In the above code, cudaMemAdvise makes that gpu’s access counter directly activates and uvm driver handles interrupt from gpu’s access counter.

The final result is below block.

 GPU 0: General Metrics for NVIDIA TU10x (any frequency)
WARNING: CPU IP/backtrace sampling not supported, disabling.
Try the 'nsys status --environment' command to learn more.

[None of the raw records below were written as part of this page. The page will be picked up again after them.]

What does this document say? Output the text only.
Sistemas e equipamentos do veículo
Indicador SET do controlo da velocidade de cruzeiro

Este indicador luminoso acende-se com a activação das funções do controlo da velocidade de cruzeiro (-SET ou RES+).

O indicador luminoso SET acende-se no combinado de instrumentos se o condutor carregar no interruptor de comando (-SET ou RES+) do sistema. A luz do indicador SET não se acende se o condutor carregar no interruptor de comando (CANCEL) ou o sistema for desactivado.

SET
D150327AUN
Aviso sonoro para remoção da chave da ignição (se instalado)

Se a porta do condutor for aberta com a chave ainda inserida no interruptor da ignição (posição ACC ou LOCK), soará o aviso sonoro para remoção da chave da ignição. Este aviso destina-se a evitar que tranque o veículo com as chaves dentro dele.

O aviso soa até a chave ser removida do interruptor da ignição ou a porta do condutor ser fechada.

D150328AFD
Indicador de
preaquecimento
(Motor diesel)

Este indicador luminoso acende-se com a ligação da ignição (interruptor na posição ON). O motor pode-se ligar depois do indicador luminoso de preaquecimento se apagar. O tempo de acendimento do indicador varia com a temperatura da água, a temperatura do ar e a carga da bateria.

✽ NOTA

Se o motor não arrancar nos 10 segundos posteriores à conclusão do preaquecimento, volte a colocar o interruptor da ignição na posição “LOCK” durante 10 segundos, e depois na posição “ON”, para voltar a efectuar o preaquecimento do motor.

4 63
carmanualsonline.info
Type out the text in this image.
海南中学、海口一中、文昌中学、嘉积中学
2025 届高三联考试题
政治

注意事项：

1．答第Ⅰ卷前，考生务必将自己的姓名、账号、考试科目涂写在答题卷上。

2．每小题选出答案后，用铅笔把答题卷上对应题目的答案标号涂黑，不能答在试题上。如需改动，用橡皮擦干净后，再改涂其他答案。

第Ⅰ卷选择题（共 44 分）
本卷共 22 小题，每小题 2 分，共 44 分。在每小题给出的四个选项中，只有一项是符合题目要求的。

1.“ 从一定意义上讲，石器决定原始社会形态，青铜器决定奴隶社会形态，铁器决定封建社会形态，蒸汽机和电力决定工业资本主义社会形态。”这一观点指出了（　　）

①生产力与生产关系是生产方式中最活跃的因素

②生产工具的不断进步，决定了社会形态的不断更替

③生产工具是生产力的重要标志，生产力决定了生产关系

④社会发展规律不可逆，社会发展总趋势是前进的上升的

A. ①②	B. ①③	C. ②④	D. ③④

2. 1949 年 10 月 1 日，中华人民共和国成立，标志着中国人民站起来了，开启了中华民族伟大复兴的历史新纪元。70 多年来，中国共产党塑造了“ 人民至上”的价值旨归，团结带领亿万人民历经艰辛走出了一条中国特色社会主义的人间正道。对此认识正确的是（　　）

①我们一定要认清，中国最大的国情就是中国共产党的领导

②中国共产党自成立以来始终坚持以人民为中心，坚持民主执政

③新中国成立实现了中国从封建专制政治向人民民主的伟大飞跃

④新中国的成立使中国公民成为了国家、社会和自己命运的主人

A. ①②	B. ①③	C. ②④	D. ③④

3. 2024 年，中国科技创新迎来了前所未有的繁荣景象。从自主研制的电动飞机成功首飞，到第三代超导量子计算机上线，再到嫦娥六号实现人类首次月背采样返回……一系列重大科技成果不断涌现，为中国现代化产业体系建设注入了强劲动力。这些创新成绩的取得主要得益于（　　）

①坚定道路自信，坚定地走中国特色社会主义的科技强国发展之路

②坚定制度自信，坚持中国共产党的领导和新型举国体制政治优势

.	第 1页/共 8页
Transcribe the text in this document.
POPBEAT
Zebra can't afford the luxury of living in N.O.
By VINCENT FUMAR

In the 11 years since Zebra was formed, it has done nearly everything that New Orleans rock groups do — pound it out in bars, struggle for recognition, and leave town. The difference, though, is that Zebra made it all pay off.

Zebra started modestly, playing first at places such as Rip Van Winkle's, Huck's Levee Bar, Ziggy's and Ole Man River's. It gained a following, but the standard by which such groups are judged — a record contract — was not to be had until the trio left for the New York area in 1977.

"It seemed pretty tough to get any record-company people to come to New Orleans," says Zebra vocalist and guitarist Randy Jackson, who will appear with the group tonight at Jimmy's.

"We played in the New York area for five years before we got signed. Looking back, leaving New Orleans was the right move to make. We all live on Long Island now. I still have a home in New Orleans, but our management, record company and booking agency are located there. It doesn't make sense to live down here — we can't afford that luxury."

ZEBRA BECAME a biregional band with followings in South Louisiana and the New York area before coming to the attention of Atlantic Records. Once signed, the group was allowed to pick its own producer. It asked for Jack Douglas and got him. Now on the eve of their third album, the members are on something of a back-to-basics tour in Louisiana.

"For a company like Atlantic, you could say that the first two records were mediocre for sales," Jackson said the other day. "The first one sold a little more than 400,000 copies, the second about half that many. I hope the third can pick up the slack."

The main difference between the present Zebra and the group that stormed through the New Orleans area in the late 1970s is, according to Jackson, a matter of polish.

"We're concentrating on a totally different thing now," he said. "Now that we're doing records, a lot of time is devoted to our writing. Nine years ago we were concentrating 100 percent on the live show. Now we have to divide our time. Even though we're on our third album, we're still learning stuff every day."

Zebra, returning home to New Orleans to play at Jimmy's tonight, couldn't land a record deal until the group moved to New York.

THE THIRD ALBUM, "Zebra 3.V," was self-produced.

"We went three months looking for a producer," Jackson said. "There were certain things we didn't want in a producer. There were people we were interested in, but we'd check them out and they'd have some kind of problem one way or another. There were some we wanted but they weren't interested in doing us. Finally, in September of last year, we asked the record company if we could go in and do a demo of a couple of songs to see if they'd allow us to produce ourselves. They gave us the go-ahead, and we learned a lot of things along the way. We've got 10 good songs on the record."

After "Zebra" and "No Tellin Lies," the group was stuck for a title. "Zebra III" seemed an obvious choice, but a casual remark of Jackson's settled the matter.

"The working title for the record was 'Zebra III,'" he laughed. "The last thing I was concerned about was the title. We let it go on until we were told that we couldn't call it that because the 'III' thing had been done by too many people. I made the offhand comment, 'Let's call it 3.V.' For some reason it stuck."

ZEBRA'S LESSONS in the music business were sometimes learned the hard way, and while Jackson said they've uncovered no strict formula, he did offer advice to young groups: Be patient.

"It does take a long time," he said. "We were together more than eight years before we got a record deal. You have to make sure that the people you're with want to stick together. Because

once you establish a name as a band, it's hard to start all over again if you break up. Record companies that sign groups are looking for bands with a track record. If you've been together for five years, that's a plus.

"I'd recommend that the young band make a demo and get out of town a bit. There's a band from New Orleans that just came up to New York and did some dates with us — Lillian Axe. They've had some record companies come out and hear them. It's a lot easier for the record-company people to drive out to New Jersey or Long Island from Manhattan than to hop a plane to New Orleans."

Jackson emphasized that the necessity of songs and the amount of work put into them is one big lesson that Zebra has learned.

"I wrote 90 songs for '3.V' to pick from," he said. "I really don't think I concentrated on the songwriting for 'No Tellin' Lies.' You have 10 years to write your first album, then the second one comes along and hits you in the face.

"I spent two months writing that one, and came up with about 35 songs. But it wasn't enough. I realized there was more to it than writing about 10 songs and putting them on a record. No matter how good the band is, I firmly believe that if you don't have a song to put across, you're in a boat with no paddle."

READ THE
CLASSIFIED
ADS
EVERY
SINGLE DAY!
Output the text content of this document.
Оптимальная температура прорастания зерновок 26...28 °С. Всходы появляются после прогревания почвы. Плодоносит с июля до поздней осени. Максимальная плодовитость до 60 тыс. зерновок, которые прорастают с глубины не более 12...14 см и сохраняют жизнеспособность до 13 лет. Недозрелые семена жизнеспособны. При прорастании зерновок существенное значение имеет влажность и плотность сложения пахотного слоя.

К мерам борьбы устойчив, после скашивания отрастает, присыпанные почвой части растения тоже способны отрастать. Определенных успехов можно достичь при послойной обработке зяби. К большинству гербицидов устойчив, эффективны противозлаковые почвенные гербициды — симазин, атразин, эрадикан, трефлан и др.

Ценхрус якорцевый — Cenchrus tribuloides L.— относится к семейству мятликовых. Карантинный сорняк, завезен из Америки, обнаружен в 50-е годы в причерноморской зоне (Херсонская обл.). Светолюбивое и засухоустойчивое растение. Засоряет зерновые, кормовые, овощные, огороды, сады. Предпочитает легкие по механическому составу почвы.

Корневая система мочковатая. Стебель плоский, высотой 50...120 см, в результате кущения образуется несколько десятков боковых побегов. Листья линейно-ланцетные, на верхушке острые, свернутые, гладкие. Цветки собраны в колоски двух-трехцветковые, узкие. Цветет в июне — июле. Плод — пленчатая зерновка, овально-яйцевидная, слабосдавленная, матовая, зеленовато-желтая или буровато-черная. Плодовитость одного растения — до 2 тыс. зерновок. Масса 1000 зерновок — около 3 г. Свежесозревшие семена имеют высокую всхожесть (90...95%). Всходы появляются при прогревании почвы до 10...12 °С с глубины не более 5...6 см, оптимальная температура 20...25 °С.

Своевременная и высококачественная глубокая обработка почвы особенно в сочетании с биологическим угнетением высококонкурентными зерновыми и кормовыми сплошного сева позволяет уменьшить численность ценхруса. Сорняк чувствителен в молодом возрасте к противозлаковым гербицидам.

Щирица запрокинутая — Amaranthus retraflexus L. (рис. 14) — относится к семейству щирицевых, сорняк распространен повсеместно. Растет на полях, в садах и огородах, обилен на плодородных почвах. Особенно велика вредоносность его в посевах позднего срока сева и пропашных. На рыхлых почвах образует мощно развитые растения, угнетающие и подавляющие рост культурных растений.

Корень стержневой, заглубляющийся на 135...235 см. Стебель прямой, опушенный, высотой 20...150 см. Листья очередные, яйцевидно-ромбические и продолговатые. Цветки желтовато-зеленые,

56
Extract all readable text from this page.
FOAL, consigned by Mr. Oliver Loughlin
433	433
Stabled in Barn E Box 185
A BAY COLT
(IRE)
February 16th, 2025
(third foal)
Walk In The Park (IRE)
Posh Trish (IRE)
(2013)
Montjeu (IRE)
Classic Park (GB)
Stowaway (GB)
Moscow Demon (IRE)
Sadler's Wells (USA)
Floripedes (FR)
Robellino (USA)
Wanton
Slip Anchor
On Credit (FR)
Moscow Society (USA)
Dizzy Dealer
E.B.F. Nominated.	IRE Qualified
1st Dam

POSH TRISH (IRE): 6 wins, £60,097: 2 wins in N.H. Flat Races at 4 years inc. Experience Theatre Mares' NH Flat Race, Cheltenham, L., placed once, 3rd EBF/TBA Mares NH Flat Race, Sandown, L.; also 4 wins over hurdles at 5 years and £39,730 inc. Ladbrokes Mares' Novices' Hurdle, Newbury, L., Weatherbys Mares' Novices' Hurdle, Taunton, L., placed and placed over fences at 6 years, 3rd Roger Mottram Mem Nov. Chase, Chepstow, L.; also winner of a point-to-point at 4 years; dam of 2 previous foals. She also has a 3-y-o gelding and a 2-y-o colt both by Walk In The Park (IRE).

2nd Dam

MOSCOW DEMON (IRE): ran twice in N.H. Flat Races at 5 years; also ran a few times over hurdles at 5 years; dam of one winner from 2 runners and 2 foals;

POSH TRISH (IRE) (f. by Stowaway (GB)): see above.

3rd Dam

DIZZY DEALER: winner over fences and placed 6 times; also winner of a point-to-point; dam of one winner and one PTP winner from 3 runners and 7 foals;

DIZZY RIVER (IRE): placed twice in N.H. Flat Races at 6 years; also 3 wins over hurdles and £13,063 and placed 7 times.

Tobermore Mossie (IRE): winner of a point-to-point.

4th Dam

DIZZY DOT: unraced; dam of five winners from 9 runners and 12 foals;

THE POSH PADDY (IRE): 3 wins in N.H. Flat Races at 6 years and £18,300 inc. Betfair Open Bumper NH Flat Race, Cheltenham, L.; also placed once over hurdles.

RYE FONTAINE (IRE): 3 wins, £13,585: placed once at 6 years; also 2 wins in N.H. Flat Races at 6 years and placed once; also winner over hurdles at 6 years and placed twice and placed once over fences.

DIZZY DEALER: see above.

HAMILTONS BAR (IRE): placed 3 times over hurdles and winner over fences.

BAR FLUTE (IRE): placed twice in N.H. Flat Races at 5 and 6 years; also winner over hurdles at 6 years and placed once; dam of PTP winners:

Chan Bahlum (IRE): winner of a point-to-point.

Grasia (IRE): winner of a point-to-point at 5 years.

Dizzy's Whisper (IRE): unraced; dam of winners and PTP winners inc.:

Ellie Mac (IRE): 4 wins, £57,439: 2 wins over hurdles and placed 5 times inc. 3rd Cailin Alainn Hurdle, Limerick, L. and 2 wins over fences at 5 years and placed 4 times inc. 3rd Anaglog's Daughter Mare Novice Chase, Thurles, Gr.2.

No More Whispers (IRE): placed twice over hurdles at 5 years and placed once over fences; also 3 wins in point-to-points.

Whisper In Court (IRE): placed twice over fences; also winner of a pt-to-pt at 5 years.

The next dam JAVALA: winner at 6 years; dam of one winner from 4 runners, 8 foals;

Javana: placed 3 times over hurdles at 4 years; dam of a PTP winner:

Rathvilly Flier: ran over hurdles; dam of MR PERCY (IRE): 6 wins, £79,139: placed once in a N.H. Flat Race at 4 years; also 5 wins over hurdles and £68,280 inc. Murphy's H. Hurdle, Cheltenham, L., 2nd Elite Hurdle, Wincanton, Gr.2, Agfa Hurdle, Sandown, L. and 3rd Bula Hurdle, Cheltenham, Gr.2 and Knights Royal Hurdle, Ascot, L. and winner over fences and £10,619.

WARNING: CPU context switch tracing not supported, disabling.
Try the 'nsys status --environment' command to learn more.

Start exp 1
CPU Runtime: 9.093303s
Non-Matching CPU-GPU Outputs Beyond Error Threshold of 0.50 Percent: 0

AVG GPU Runtime: 30.403080s
Generating '/tmp/nsys-report-dcd0.qdstrm'
[1/1] [========================100%] report5.nsys-rep
Importer error status: Importation succeeded with non-fatal errors.
**** Analysis failed with:
Status: TargetProfilingFailed
Props {
  Items {
    Type: DeviceId
    Value: "Local (CLI)"
  }
}
Error {
  Type: RuntimeError
  Props {
    Items {
      Type: ErrorText
      Value: "GPU Metrics [0]: NVPA_STATUS_ERROR\n- API function: Nvpw.GPU_PeriodicSampler_DecodeCounters_V2(&params)\n- Error code: 1\n- Source function: virtual QuadDDaemon::EventSource::PwMetrics::PeriodicSampler::DecodeResult QuadDDaemon::EventSource::{anonymous}::GpuPeriodicSampler::DecodeCounters(uint8_t*, size_t) const\n- Source location: /dvs/p4/build/sw/devtools/Agora/Rel/CUDA12.6/QuadD/Target/quadd_d/quadd_d/jni/EventSource/GpuMetrics.cpp:263"
    }
  }
}


**** Errors occurred while processing the raw events. ****
**** Please see the Diagnostics Summary page after opening the report file in GUI. ****
Generated:
    /home/ssbaek/workspace/UVM_benchmark/UVM_benchmarks_oversub/polybench/ATAX/report5.qdstrm
    /home/ssbaek/workspace/UVM_benchmark/UVM_benchmarks_oversub/polybench/ATAX/report5.nsys-rep

If i disable gpu’s access counter, error removed.

I think that the access counter option incurs some unexpected error in nsight system.

Can i get some advise? Thanks.

My initial suggestion is going to be to get a newer Nsight Systems from Nsight Systems | NVIDIA Developer.

@pkovalenko this system appears to have a Geforce 20 era Turing, should this work with the gpu-metrics options?

@hwilper

My nsight system already newer version.

Come to think of it, it’s not an access counter problem. When direct memory access from GPU to host memory, the nsight system doesn’t seem to be able to collect metrics.

To check this, Just replace cudaMallocManaged → cudaMallocHost and can get a same error.